We gain another hour on the drive and have officially arrived in mountain time, so we are ready for lunch when we roll in around 11:30am. We skip on past the visitor’s center and head back out of the park to the tiny town of Interior, SD, where the internet tells us there is a delicious local dive where we will be greeted by a friendly dog named Tractor. Sadly we are not greeted by Tractor, but by a tipsy local, whose disconcerting rambling makes our meal fairly uncomfortable. We are bee-lining it back to the park as soon as we are done with our bison burgers and Cokes.

We take a stroll through the Badlands visitor exhibit, hoping we can stall long enough for the rain to move along, but it doesn’t. The ranger suggests that since we can’t hike, we take a drive along the wall. The wall separates the upper and lower plains of the Badlands, and the 26 mile stretch of road follows along as the earth cuts up and down along the way, affording glorious views of these ancient and fascinating outcrops and vistas.

The rain is intermittent, but we stop the car and hop out at every outlook anyway. The land is bizarre and tall and the rain has knocked the dust out of the air, so the colors are vivid. We have music on sometimes, but mostly we just stare out our windows at the wilderness and wonder at it quietly.

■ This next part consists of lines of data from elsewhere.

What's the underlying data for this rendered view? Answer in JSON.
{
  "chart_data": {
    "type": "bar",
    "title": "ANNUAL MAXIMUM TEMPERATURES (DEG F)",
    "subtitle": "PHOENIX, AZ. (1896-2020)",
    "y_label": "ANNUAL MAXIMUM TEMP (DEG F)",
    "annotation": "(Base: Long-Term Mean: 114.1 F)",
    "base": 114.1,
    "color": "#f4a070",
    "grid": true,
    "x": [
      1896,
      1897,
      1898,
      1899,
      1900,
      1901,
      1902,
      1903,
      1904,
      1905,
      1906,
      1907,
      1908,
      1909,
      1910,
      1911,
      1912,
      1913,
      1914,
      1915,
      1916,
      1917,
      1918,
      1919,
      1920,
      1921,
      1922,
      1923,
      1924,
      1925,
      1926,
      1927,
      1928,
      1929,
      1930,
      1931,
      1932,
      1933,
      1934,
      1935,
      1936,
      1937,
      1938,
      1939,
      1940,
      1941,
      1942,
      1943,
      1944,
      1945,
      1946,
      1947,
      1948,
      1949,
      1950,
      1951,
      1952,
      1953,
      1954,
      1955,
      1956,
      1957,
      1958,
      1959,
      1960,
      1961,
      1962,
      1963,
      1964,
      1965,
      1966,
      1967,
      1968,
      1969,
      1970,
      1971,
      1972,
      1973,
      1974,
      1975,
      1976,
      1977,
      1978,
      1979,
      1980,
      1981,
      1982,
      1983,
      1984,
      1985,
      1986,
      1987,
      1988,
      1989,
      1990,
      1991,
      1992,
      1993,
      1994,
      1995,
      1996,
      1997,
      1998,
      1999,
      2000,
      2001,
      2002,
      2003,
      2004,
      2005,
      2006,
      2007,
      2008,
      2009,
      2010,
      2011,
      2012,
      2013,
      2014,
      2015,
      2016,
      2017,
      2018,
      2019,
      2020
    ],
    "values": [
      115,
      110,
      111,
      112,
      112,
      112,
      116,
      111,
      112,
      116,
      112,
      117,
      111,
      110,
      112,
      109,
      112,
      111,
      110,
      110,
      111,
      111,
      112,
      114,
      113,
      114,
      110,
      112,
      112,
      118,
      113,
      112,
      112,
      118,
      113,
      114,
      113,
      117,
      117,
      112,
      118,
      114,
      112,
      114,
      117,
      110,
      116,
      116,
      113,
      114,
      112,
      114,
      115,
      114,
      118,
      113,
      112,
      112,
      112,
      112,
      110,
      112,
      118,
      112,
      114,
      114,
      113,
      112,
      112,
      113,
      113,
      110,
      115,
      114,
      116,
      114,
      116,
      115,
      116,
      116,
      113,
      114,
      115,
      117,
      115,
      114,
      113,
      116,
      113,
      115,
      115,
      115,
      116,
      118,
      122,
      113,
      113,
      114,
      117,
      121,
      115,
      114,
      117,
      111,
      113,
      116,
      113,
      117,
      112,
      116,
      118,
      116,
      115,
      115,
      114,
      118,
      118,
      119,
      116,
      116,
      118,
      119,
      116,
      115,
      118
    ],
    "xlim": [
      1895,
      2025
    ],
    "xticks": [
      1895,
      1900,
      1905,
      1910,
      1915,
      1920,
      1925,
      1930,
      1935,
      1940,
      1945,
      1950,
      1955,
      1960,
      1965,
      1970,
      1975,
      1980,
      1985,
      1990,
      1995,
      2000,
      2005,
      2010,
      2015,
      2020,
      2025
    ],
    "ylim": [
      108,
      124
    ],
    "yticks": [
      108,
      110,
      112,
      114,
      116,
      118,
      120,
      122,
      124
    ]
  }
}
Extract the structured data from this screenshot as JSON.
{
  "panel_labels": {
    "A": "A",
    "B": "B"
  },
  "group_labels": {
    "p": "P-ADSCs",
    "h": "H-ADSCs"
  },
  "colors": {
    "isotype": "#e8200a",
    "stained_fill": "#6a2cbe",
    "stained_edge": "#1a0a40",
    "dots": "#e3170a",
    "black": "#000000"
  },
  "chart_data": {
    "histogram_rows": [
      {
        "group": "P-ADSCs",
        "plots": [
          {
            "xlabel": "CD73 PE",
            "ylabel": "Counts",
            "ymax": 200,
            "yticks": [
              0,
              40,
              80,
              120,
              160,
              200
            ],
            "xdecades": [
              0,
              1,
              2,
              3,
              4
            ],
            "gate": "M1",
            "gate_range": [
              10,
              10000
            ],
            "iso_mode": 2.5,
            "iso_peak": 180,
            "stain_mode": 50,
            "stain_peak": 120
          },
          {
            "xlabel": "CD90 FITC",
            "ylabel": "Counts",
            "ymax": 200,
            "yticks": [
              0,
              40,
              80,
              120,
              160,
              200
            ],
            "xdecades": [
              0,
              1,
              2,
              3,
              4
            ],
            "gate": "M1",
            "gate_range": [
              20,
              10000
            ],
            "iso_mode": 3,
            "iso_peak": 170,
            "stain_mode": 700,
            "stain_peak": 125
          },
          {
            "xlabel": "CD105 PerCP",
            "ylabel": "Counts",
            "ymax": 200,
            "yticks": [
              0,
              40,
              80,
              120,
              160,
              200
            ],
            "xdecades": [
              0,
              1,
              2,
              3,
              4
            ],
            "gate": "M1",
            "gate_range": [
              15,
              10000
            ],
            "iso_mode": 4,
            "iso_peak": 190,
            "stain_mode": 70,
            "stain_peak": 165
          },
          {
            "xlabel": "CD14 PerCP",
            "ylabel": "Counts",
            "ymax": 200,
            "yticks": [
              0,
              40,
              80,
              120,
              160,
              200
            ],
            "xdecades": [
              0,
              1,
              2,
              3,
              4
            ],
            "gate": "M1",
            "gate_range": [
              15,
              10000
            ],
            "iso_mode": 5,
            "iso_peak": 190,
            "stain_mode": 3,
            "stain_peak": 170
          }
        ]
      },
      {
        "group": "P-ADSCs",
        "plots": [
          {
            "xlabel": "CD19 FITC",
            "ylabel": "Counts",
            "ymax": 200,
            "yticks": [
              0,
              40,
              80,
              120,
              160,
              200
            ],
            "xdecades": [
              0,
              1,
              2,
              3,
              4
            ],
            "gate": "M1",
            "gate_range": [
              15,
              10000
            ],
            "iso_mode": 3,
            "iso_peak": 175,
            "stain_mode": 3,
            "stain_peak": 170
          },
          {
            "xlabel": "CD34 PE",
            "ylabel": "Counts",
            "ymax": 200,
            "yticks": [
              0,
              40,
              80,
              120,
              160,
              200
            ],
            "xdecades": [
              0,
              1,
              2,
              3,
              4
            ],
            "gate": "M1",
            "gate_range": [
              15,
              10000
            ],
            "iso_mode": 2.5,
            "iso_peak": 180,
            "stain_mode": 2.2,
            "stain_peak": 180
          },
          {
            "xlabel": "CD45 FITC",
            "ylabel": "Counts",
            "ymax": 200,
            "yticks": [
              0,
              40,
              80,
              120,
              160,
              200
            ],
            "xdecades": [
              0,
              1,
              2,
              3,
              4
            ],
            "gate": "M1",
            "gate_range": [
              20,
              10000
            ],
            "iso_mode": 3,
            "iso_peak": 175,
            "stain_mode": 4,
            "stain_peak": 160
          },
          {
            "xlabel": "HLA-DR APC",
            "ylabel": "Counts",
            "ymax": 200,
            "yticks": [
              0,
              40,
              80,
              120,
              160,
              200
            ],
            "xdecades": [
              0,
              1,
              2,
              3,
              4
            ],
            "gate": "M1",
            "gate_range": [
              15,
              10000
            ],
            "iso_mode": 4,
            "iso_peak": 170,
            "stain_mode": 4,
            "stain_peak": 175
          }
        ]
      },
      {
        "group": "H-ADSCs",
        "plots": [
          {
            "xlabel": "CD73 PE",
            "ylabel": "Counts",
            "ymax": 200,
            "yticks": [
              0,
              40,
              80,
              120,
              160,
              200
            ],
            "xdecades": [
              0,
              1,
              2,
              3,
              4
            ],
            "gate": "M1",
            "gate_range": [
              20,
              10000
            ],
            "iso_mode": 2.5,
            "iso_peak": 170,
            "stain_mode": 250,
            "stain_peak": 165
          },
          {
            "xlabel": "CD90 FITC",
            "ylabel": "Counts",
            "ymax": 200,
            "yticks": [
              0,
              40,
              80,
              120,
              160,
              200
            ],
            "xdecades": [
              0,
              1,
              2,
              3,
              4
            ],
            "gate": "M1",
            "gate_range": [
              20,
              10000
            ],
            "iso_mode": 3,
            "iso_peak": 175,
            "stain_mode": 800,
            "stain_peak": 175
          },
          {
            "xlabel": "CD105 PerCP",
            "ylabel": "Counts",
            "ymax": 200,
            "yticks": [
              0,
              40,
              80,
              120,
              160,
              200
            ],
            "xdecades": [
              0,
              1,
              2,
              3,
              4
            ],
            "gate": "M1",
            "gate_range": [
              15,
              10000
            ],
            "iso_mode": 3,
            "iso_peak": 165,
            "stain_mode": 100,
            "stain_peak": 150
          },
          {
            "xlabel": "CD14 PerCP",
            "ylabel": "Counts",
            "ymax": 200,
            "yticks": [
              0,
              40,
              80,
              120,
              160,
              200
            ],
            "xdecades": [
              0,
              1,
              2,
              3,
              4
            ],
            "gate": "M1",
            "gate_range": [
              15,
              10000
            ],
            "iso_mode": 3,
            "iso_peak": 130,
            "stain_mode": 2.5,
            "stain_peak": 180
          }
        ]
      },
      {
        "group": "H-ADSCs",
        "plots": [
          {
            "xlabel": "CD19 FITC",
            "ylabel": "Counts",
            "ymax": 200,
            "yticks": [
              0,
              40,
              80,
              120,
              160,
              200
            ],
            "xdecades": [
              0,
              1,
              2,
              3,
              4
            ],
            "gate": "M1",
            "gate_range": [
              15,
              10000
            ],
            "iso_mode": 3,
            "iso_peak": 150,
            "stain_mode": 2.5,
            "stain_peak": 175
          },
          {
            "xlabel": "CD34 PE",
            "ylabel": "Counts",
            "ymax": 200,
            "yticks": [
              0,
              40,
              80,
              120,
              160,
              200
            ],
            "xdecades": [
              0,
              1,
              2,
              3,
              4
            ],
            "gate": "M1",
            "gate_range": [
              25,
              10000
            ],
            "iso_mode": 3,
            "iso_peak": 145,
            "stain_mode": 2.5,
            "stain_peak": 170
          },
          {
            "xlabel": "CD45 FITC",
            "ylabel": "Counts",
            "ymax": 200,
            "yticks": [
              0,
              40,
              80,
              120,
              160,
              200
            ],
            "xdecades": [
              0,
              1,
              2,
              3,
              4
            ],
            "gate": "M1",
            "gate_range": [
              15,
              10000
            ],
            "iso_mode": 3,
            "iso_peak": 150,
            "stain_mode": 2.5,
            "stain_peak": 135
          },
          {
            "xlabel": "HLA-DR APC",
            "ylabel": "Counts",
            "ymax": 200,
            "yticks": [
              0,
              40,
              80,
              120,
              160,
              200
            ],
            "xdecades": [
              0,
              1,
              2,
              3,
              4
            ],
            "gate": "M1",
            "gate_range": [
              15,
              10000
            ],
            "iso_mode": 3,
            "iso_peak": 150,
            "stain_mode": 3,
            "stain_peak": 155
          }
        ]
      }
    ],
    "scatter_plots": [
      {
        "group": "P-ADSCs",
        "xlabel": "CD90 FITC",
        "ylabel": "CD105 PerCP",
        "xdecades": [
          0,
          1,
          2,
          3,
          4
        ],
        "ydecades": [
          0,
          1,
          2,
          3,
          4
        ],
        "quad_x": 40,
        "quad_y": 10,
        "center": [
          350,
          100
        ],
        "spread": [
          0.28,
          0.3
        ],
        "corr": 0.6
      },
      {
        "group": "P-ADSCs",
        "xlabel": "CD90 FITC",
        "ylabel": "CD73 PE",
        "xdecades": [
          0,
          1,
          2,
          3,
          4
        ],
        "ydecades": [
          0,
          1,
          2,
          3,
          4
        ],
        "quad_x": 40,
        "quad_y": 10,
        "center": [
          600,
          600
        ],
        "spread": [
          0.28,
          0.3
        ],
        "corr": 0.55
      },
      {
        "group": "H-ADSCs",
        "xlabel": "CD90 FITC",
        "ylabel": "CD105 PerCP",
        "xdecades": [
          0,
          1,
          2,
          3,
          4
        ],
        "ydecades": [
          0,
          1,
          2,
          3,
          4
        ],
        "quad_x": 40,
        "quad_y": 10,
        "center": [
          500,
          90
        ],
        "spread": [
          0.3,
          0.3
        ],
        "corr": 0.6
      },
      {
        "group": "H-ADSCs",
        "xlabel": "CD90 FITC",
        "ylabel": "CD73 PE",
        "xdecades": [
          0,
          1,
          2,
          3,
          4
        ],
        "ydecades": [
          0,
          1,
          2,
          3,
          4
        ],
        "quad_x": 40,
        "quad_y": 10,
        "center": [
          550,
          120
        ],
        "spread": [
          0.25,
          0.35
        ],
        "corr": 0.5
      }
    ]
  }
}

Around a bend towards the end of the drive out there are a handful of cars stopped on the shoulders. They are watching a group of big-horned sheep – some dozen or so are jumping around on some crags just off the road, and a smaller group are loitering no more than 25 yards away on the grass. I am so excited to see wildlife. We pull off and sit in the car while more come into view on all sides, apparently no strangers to cars or people. After several minutes, a group of them come so near to us that we could reach out and touch them through the window if we were so brave. I snap approximately 100 pictures before I’m willing to move along.

All said and done, it takes us a few hours to get out and back, and we have some time to kill before the lodge opens for dinner at 5:00pm. We use the time to upload pictures and then grab a quick bite before heading out. We are staying tonight at a KOA campground about 4 miles outside the park. We are worried that after all the day’s rain that the tent sites will be flooded, and note that a lot of the farmland outside the park seems to be. We are relieved to find that the campground is protected by a long embankment that has kept the tent sites flood-free, although there is a fair amount of mud to avoid.

We get the tent set up quickly, as we are again afraid of imminent rain, but it holds off for long enough that we are able to grab showers and settle in. Rain starts almost as soon as we are both inside, but it is gentle. We are asleep in no time.